Женьку в третьем классе, когда в пионеры принимали почти всех, не приняли за какое-то хулиганство. Я в ту пору болел скарлатиной, а потом вопрос о приеме никто больше не поднимал (о, неповоротливая система школьной бюрократии). Почему в пионерах не был Лёвка, я не знал. Но, возможно, именно эта «беспартийность» была одной из причин, которая соединяла в классе нас троих.
А ведь хотелось в пионеры!
Более поздним поколениям уже ничего не объяснишь и не докажешь. Стараниями нынешней публицистики пионеры давней поры представлены этакими болванчиками, вроде гипсовых горнистов в замусоренных скверах.
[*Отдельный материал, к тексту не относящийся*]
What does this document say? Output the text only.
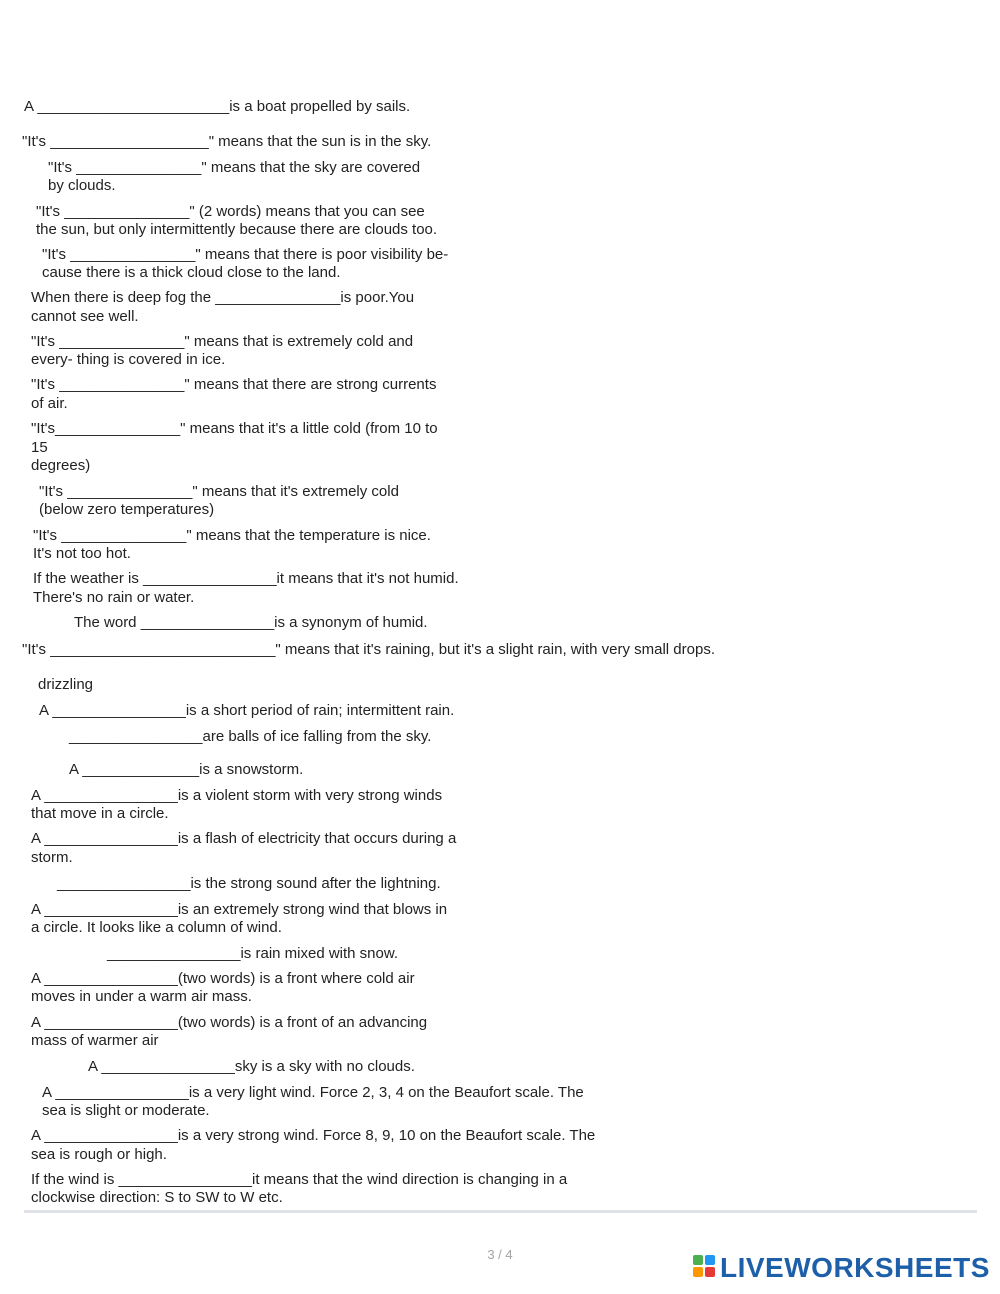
A _______________________is a boat propelled by sails.

"It's ___________________" means that the sun is in the sky.

"It's _______________" means that the sky are covered

by clouds.

"It's _______________" (2 words) means that you can see

the sun, but only intermittently because there are clouds too.

"It's _______________" means that there is poor visibility be-

cause there is a thick cloud close to the land.

When there is deep fog the _______________is poor.You

cannot see well.

"It's _______________" means that is extremely cold and

every- thing is covered in ice.

"It's _______________" means that there are strong currents

of air.

"It's_______________" means that it's a little cold (from 10 to

15

degrees)

"It's _______________" means that it's extremely cold

(below zero temperatures)

"It's _______________" means that the temperature is nice.

It's not too hot.

If the weather is ________________it means that it's not humid.

There's no rain or water.

The word ________________is a synonym of humid.

"It's ___________________________" means that it's raining, but it's a slight rain, with very small drops.

drizzling

A ________________is a short period of rain; intermittent rain.

________________are balls of ice falling from the sky.

A ______________is a snowstorm.

A ________________is a violent storm with very strong winds

that move in a circle.

A ________________is a flash of electricity that occurs during a

storm.

________________is the strong sound after the lightning.

A ________________is an extremely strong wind that blows in

a circle. It looks like a column of wind.

________________is rain mixed with snow.

A ________________(two words) is a front where cold air

moves in under a warm air mass.

A ________________(two words) is a front of an advancing

mass of warmer air

A ________________sky is a sky with no clouds.

A ________________is a very light wind. Force 2, 3, 4 on the Beaufort scale. The

sea is slight or moderate.

A ________________is a very strong wind. Force 8, 9, 10 on the Beaufort scale. The

sea is rough or high.

If the wind is ________________it means that the wind direction is changing in a

clockwise direction: S to SW to W etc.

3 / 4	LIVEWORKSHEETS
Они слушались учительниц, старательно собирали металлолом, помогали старушкам, хором декламировали речёвки, хрипло трубили в помятые фанфары и не были способны к самостоятельным делам и суждениям. Из них воспитывали «верных ленинцев и помощников коммунистической партии». Кому теперь объяснять, что многое было вовсе не так? Кто станет это слушать в наше время, когда один за другим закрываются детские клубы и открываются казино и клубы «сексуальных меньшинств»?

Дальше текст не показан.